Gozzi rimarca il problema del costo del denaro: «La domanda d'acciaio è soprattutto una domanda da investimenti. I due terzi dei consumi non arrivano da auto e bianco, ma dall’edilizia e dalla costruzione di capannoni, navi, treni, macchine movimento terra, e così via. In tal senso, gli investimenti non sono stati agevolati in questi ultimi anni dai tassi di interesse elevati, a causa delle politiche anti inflazionistiche. Anche se sicuramente il Pnrr ha aiutato a ridurre la contrazione dei consumi. Dalla fine del ciclo alto dell’edilizia – precisa Gozzi – sono invece penalizzati innanzitutto i prodotti lunghi.

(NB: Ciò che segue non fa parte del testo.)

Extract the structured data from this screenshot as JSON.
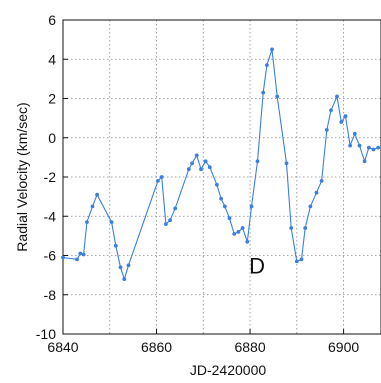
{
  "chart_data": {
    "type": "line",
    "xlabel": "JD-2420000",
    "ylabel": "Radial Velocity (km/sec)",
    "xlim": [
      6840,
      6908
    ],
    "ylim": [
      -10,
      6
    ],
    "xticks": [
      "6840",
      "6860",
      "6880",
      "6900"
    ],
    "yticks": [
      "-10",
      "-8",
      "-6",
      "-4",
      "-2",
      "0",
      "2",
      "4",
      "6"
    ],
    "grid": true,
    "grid_style": "dotted",
    "line_color": "#3b7fe0",
    "series": [
      {
        "x": [
          6840.0,
          6843.0,
          6843.7,
          6844.4,
          6845.1,
          6846.3,
          6847.3,
          6850.4,
          6851.3,
          6852.3,
          6853.1,
          6854.0,
          6860.3,
          6861.1,
          6862.0,
          6862.9,
          6864.0,
          6866.9,
          6867.6,
          6868.6,
          6869.5,
          6870.5,
          6871.4,
          6872.9,
          6873.8,
          6874.6,
          6875.6,
          6876.6,
          6877.5,
          6878.4,
          6879.4,
          6880.3,
          6881.6,
          6882.8,
          6883.6,
          6884.7,
          6885.8,
          6887.8,
          6888.8,
          6890.0,
          6891.0,
          6891.8,
          6892.9,
          6894.2,
          6895.3,
          6896.4,
          6897.3,
          6898.6,
          6899.5,
          6900.4,
          6901.4,
          6902.4,
          6903.4,
          6904.5,
          6905.4,
          6906.4,
          6907.4
        ],
        "y": [
          -6.1,
          -6.2,
          -5.9,
          -5.95,
          -4.3,
          -3.5,
          -2.9,
          -4.3,
          -5.5,
          -6.6,
          -7.2,
          -6.5,
          -2.2,
          -2.0,
          -4.4,
          -4.2,
          -3.6,
          -1.6,
          -1.3,
          -0.9,
          -1.6,
          -1.2,
          -1.5,
          -2.4,
          -3.1,
          -3.5,
          -4.1,
          -4.9,
          -4.8,
          -4.6,
          -5.3,
          -3.5,
          -1.2,
          2.3,
          3.7,
          4.5,
          2.1,
          -1.3,
          -4.6,
          -6.3,
          -6.2,
          -4.6,
          -3.5,
          -2.8,
          -2.2,
          0.4,
          1.4,
          2.1,
          0.8,
          1.1,
          -0.4,
          0.2,
          -0.4,
          -1.2,
          -0.5,
          -0.6,
          -0.5
        ]
      }
    ],
    "annotations": [
      {
        "text": "D",
        "x": 6881.5,
        "y": -6.5
      }
    ]
  }
}
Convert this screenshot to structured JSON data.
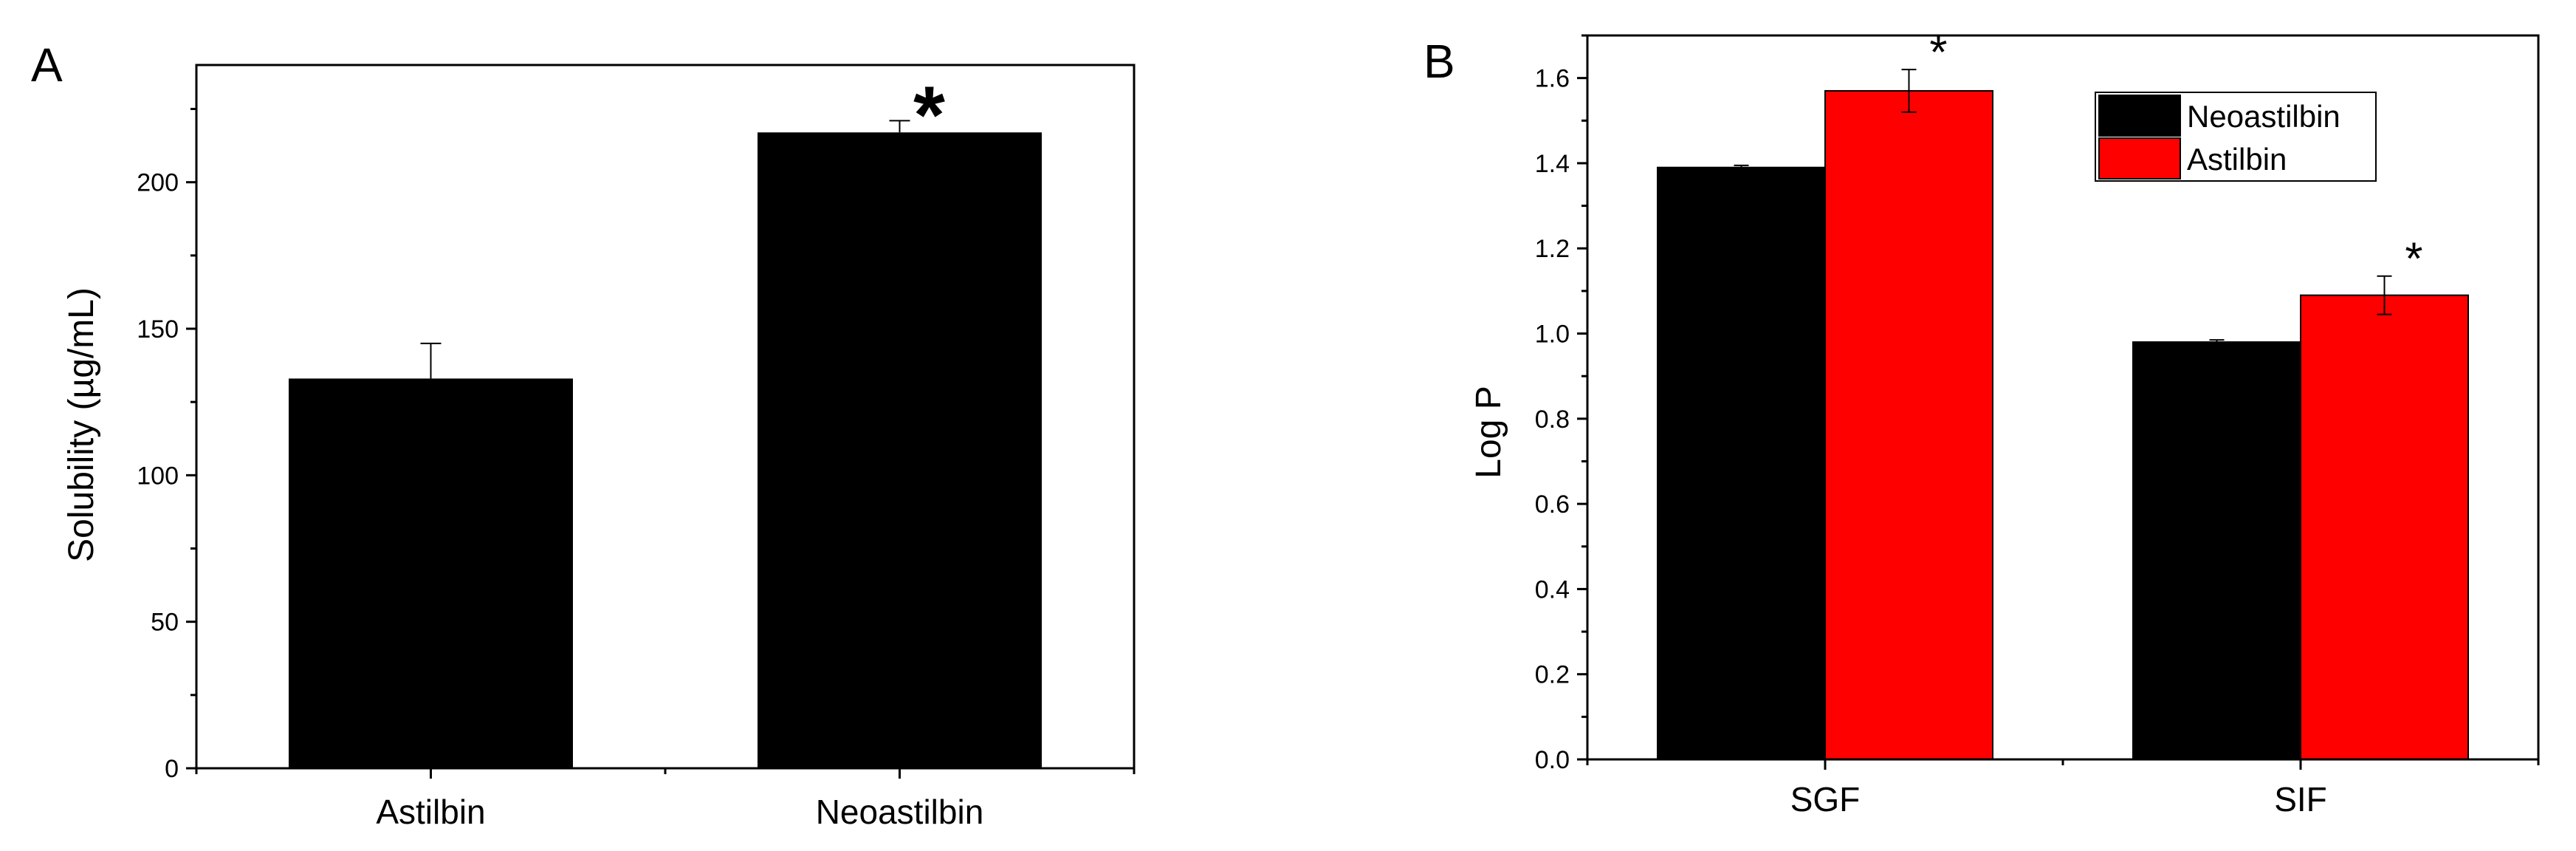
{
  "chart_data": [
    {
      "type": "bar",
      "panel_label": "A",
      "categories": [
        "Astilbin",
        "Neoastilbin"
      ],
      "values": [
        133,
        217
      ],
      "error": [
        12,
        4
      ],
      "ylabel": "Solubility (µg/mL)",
      "xlabel": "",
      "ylim": [
        0,
        240
      ],
      "yticks": [
        0,
        50,
        100,
        150,
        200
      ],
      "annotations": [
        {
          "category": "Neoastilbin",
          "text": "*"
        }
      ],
      "grid": false,
      "colors": {
        "bar": "#000000"
      }
    },
    {
      "type": "bar",
      "panel_label": "B",
      "categories": [
        "SGF",
        "SIF"
      ],
      "series": [
        {
          "name": "Neoastilbin",
          "values": [
            1.39,
            0.98
          ],
          "error": [
            0.005,
            0.005
          ],
          "color": "#000000"
        },
        {
          "name": "Astilbin",
          "values": [
            1.57,
            1.09
          ],
          "error": [
            0.05,
            0.045
          ],
          "color": "#ff0000"
        }
      ],
      "ylabel": "Log P",
      "xlabel": "",
      "ylim": [
        0,
        1.7
      ],
      "yticks": [
        "0.0",
        "0.2",
        "0.4",
        "0.6",
        "0.8",
        "1.0",
        "1.2",
        "1.4",
        "1.6"
      ],
      "annotations": [
        {
          "category": "SGF",
          "series": "Astilbin",
          "text": "*"
        },
        {
          "category": "SIF",
          "series": "Astilbin",
          "text": "*"
        }
      ],
      "legend": "top-right",
      "grid": false
    }
  ]
}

Che però, rispetto ai piani, sono meno esposti alla concorrenza dell’Asia, spesso in dumping, perché hanno gamme di formati molto variabili che rende più difficile nel nostro mercato la diffusione dell’offerta dei competitor stranieri».
Un qualche timido segnale di ripresa della domanda lo percepisce infine Barbara Beltrame Giacomello, vicepresidente di AFV Beltrame Group, intervenuta all’evento Bilanci di Acciaio 2024. «Ma per vedere numeri decenti occorrerà aspettare la metà dell’anno. Il 2025 non sarà facile perché molte delle problematiche non sono dovute a scelte fatte da noi, ma le abbiamo subite». Beltrame si appella all’Ue perché faccia blocco comune: «Deve agire il prima possibile per riuscire a salvaguardare e a mantenere sana e viva la sua industria».